Wollongong's Generation Next is thinking ahead and doing its best to break through education constraints in regional Australia.
While the city's educational experience marries with results of a 2014 national report, the significant number of locals enrolled at the University of Wollongong is a cause for optimism.
The Essential Economics report - The Characteristics and Contributions of Australia's Regional Capitals - reveals that the 50 regional centres studied have relatively poor year 12 completion rates.
The year 12 completion rate across the regional capitals sits at 42 per cent compared with 52 per cent nationally.
They also have a considerably lower proportion of residents holding bachelor level and above qualifications - 31 per cent compared with 42 per cent nationally.
But our home-grown, forward-thinking youngsters shine a ray of light on Wollongong.
"In spite of the fact that our stats for year 12 completion rates line up with those numbers, more than 50 per cent of our undergraduates are from the local region," a UOW spokeswoman said.
"That is a real positive."
But just as it comes as no surprise that the report says the "liveability" of regional capitals is superior to metropolitan centres, it is no shock that the socio-economic realities are different too.
Regional capitals are relatively disadvantaged in a national context, with lower incomes, lower educational attainment, and higher unemployment rates all contributing to the situation.
That means workers are more likely to be manual workers and less likely to hold professional and managerial positions.
This, the report says, "highlights the need for actions that improve school retention rates and bolster skills and training".

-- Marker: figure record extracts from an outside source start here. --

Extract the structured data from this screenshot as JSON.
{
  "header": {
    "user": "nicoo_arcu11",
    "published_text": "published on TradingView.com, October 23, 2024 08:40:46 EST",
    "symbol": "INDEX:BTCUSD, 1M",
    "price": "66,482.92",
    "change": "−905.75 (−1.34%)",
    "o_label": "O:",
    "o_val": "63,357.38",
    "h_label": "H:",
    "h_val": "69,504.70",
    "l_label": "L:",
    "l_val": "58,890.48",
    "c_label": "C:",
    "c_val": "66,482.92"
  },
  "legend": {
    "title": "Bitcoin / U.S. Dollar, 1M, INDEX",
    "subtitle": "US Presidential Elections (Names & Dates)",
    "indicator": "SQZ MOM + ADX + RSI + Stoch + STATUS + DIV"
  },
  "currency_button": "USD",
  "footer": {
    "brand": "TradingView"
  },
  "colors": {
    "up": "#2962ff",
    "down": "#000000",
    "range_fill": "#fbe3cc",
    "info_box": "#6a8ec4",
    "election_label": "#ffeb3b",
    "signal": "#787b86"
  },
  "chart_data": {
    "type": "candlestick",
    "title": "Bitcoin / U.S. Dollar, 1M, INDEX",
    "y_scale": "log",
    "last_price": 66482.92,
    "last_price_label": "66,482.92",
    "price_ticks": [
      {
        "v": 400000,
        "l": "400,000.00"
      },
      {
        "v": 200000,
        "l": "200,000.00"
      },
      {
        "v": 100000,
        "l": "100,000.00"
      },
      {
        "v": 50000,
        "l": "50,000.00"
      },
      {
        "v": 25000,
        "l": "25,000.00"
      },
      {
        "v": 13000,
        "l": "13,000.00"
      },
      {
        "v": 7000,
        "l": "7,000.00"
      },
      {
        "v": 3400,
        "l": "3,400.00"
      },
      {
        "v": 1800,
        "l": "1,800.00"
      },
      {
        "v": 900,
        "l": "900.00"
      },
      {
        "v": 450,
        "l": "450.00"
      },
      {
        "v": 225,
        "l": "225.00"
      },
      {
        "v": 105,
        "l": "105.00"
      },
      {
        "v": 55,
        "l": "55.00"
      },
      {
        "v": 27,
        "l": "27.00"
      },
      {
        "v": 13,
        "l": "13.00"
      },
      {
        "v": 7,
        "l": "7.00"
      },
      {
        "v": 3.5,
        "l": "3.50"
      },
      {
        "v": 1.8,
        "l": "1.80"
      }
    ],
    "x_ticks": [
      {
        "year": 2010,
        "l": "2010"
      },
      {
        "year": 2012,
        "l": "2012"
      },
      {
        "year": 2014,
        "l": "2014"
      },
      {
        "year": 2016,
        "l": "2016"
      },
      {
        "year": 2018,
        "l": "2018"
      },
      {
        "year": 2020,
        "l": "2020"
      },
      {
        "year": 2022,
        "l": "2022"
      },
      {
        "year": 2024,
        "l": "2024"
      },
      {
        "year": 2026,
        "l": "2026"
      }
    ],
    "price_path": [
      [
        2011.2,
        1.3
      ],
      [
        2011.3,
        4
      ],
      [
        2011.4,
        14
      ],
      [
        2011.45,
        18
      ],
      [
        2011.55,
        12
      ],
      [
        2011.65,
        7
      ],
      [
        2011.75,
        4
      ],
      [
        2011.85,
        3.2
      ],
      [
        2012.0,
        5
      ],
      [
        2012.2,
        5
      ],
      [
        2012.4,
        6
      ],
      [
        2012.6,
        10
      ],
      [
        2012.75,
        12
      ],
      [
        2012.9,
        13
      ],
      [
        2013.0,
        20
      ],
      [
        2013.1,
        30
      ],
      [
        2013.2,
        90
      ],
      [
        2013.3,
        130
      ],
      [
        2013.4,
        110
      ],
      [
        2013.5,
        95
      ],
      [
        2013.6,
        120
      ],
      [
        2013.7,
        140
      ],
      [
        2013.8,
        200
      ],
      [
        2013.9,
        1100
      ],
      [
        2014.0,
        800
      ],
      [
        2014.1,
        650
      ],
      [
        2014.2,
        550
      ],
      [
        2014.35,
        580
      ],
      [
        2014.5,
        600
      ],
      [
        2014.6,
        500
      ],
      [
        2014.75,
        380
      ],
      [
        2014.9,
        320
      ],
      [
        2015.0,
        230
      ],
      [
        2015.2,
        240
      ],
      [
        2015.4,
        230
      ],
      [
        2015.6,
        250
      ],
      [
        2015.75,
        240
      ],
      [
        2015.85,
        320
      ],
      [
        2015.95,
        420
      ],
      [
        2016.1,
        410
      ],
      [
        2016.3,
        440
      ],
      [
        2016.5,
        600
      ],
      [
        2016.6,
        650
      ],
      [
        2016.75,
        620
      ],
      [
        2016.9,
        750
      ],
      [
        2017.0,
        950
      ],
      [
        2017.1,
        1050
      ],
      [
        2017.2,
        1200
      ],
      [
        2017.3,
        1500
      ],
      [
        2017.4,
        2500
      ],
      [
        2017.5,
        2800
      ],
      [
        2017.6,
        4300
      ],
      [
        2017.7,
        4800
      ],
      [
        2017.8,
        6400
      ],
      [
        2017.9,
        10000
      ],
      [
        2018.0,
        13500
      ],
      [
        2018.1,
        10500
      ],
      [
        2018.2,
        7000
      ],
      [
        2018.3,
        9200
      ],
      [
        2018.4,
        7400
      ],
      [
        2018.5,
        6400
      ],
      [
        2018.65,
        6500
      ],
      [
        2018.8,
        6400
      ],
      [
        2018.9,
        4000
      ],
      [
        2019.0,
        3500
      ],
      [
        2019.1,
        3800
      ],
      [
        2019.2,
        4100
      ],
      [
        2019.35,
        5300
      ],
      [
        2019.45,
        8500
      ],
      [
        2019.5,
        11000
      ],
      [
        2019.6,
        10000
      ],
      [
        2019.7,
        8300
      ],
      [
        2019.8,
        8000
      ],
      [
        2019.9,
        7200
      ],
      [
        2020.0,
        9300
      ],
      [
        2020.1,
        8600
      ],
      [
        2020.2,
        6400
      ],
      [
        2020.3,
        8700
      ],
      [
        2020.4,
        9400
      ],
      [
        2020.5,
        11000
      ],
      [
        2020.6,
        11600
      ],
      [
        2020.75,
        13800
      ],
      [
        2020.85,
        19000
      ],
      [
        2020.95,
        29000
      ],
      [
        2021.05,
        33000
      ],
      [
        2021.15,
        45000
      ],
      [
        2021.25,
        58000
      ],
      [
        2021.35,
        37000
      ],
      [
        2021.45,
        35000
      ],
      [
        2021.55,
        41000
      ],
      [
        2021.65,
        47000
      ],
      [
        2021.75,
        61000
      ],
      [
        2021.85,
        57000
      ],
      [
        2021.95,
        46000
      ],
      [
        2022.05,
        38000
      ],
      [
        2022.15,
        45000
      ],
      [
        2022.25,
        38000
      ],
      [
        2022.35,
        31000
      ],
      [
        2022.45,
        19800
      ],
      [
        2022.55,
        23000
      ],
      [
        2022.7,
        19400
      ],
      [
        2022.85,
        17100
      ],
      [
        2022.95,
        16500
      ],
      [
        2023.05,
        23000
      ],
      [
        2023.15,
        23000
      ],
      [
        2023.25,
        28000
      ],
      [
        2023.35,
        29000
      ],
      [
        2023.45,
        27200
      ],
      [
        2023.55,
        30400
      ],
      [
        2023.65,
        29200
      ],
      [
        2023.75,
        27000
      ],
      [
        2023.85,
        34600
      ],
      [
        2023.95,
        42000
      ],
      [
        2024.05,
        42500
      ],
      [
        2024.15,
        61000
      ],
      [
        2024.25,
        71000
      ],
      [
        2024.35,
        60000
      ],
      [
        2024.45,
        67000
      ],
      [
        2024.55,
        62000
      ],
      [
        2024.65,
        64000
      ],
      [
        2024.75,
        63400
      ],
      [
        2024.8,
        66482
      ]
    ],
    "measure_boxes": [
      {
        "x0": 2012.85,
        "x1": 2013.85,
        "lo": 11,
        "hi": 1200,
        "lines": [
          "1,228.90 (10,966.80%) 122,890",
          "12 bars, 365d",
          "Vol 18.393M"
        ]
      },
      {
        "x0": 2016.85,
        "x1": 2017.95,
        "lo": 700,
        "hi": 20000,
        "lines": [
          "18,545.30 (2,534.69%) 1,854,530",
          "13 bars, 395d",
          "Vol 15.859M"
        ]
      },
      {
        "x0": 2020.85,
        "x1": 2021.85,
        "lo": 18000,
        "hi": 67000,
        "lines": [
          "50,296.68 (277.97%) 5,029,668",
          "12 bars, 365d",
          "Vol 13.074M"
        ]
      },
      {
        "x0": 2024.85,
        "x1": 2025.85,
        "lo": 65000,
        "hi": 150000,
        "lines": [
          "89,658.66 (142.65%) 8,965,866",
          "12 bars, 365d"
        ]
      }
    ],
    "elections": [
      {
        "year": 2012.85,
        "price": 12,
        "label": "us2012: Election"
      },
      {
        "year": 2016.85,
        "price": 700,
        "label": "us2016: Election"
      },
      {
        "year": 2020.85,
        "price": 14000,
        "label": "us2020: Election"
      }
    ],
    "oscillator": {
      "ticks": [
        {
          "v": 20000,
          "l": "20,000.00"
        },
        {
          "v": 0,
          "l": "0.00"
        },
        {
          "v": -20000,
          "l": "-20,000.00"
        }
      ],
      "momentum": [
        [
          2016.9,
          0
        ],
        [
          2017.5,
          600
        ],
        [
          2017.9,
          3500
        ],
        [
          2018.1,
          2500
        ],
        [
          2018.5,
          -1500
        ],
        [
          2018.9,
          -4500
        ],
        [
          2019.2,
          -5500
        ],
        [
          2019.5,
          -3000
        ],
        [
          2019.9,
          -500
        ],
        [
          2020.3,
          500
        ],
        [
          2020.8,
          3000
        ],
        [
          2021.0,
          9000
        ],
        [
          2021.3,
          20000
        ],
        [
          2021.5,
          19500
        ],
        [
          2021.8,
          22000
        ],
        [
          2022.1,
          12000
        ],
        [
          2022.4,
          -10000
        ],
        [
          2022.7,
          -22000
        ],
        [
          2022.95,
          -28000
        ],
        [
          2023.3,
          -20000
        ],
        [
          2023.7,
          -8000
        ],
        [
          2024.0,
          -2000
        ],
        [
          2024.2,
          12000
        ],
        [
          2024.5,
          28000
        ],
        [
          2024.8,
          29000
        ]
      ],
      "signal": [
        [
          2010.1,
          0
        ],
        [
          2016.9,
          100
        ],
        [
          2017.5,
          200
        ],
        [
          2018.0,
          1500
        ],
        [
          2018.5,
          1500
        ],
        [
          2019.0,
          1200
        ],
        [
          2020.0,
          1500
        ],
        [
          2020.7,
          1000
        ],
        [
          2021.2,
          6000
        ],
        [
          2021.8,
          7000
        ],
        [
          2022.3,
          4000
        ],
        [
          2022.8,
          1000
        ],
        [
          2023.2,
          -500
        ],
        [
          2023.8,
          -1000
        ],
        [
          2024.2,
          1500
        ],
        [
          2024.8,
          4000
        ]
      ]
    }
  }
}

There is a strong post-school qualification focus on engineering, health and education, architecture and building as well as food, hospitality and personal services in regional Australia.
This, the report suggests, is linked to the presence of many traditional industries, historical factors and access to resources.
But this has a negative impact on the types of investment and jobs that can be attracted in some regional areas due to an inadequate skills balance.
One positive, though, is that the median house price in the Wollongong area - $450,000 - is 28 per cent less than in metropolitan Sydney.